Saturday, June 13th, 2026

Inside the Box by David EpsteinBack when he was a reporter for Sports Illustrated, David Epstein explains (in Inside the Box), a coach named Mark Wood shared a unique “preclude” story from his time working with the Canadian skeleton team:

(Skeleton is the Winter Olympics sport in which athletes slide face-first down an icy track.) At the time, every skeleton athlete started out with two hands gripping the sled; then they would start sprinting, and after a few seconds flop atop the sled to ride down. The sprint start is make-or-break for athletes in sliding sports, so Canada constructed a refrigerated facility—the Ice House—where athletes could practice starts on short tracks in the offseason. In the summer of 2001, the US team came to train at the Ice House. The Americans arrived stocked with biomechanics equipment and placed sensors all along the track so that they could analyze an athlete’s every move. “I was blown away,” Wood told me. “I’m thinking, ‘Why aren’t we doing something like this?’ But I didn’t have the resources.” Out of desperation, Wood gave his athletes a preclude directive:

Get in the Ice House and start experimenting; whatever you do, just don’t do what we’ve always done, because we’ll never compete with the Americans that way.

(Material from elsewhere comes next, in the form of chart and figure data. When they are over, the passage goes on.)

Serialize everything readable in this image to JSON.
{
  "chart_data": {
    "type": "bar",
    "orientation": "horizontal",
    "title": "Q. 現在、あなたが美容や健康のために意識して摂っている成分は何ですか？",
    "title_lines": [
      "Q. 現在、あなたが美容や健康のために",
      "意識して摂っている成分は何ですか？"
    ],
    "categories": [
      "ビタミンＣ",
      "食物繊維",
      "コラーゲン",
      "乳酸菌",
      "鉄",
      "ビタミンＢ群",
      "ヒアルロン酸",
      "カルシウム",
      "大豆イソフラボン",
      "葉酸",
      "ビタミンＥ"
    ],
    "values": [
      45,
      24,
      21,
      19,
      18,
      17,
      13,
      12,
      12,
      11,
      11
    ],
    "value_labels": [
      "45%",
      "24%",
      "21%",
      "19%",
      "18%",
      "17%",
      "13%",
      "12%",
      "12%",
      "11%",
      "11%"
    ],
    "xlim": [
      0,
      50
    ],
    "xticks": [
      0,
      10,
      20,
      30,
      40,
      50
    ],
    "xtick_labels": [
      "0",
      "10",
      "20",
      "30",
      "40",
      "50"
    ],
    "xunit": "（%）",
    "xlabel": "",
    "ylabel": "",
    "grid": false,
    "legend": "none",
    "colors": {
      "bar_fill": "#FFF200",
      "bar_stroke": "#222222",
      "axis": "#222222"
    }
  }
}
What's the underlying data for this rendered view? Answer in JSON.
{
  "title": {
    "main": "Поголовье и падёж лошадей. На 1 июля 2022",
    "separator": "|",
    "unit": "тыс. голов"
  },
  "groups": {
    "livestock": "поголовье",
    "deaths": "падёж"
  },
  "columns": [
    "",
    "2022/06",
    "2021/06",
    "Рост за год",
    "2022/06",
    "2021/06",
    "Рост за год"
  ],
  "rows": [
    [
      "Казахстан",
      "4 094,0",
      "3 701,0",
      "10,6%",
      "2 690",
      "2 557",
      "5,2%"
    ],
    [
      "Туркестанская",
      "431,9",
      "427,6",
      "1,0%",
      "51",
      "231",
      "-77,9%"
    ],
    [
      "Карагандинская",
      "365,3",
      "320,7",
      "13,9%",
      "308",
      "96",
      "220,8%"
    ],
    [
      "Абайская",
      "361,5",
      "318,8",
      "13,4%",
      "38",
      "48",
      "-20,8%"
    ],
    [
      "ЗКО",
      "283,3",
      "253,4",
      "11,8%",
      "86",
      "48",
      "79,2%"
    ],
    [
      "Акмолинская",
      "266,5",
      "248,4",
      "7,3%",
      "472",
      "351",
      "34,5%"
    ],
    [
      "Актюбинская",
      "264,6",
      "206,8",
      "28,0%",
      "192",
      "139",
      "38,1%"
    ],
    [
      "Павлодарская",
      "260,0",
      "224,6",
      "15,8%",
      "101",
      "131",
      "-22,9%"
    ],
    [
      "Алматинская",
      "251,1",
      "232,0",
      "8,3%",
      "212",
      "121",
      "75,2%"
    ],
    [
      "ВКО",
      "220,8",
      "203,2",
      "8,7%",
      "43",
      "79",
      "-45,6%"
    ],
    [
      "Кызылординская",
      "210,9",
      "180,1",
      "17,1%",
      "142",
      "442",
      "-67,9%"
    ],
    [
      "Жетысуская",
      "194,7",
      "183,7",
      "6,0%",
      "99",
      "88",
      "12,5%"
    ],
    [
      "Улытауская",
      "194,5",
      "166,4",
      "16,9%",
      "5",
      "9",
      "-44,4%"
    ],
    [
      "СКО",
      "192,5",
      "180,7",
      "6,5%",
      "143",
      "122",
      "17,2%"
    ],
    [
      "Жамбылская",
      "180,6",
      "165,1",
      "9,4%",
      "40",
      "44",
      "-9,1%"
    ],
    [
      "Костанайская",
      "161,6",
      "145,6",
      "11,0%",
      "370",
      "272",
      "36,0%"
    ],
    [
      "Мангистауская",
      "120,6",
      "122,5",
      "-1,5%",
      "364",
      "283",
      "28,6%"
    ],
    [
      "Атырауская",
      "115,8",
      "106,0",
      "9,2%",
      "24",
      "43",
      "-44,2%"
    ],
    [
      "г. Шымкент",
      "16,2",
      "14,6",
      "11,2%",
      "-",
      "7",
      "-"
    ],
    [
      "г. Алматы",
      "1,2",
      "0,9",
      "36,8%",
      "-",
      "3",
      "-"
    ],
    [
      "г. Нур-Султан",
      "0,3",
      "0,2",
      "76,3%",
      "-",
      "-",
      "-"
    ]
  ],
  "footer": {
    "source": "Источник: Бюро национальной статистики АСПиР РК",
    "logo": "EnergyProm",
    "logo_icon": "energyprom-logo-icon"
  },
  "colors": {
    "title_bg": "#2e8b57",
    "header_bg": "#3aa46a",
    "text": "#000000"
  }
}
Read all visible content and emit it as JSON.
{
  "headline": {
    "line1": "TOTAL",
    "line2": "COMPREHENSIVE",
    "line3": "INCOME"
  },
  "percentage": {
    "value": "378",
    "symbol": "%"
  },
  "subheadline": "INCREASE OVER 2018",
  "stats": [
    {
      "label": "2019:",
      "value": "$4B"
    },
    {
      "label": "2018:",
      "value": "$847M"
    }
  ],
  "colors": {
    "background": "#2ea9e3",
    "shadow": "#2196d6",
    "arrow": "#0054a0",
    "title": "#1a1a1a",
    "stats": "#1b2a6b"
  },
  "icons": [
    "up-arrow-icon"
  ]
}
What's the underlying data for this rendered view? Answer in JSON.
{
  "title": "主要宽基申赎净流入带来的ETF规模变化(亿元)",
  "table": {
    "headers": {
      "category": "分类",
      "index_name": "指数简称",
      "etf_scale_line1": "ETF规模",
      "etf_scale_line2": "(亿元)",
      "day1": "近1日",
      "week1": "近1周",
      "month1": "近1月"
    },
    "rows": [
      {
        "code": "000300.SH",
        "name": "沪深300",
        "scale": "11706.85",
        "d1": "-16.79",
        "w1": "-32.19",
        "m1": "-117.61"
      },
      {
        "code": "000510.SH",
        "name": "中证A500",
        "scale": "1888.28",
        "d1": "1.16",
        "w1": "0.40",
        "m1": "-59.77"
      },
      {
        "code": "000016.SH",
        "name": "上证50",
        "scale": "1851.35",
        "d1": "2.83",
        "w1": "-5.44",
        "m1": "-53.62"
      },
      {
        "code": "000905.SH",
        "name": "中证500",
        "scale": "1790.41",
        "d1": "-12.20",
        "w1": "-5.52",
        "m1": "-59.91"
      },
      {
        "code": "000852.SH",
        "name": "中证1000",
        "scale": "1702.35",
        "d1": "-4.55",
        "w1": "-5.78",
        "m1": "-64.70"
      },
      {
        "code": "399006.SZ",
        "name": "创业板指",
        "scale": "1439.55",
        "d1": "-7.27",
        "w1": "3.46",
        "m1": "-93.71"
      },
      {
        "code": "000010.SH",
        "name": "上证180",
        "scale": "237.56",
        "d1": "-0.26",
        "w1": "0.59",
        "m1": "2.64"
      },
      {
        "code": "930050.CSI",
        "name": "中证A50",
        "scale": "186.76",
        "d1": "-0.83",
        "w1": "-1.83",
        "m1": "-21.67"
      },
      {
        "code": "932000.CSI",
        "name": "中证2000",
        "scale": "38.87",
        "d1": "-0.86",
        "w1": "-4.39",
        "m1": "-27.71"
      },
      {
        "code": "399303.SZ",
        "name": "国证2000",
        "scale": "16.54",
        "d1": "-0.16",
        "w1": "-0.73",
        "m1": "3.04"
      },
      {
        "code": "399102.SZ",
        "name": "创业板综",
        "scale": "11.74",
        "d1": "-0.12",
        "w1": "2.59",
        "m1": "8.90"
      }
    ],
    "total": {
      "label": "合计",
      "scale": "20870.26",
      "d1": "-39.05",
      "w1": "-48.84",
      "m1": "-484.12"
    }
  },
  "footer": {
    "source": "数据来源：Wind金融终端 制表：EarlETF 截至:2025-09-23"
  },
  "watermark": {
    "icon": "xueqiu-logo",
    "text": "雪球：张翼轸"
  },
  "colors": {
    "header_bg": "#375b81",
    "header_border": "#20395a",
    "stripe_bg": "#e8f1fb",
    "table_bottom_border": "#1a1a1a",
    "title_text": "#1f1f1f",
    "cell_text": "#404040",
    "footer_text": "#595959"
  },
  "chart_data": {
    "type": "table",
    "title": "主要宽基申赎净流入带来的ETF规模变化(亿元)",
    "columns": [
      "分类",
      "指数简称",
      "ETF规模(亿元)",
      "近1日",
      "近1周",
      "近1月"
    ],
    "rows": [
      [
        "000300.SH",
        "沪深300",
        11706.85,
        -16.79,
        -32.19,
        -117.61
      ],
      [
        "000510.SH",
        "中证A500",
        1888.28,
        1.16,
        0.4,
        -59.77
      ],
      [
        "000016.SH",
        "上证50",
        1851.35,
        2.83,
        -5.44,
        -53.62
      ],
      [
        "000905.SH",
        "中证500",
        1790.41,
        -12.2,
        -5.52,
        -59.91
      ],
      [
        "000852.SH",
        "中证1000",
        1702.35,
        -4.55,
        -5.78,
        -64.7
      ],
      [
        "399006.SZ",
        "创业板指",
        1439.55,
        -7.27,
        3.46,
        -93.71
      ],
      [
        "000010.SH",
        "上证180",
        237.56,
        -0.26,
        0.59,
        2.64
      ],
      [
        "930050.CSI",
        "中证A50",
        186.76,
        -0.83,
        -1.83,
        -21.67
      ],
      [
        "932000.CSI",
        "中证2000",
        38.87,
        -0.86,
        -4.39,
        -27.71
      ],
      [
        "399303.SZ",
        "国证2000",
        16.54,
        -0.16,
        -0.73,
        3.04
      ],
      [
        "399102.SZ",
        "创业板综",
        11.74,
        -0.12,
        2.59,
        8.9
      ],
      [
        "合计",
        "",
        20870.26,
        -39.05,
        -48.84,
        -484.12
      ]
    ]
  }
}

Skeleton athletes Pascal Richard and Paul Boehm took up the preclude challenge.

“Pascal and Paul came back to me within the hour,” Wood told me. “They said, ‘Woody, look what we’ve done.’”

With the familiar solution blocked, they had invented the one-handed start: running beside the sled and keeping the other arm free for a natural sprinting motion. They shattered their personal records, and the one-handed start was soon ubiquitous in skeleton.

His one Sports Illustrated story about skeleton doesn’t mention this anecdote, by the way.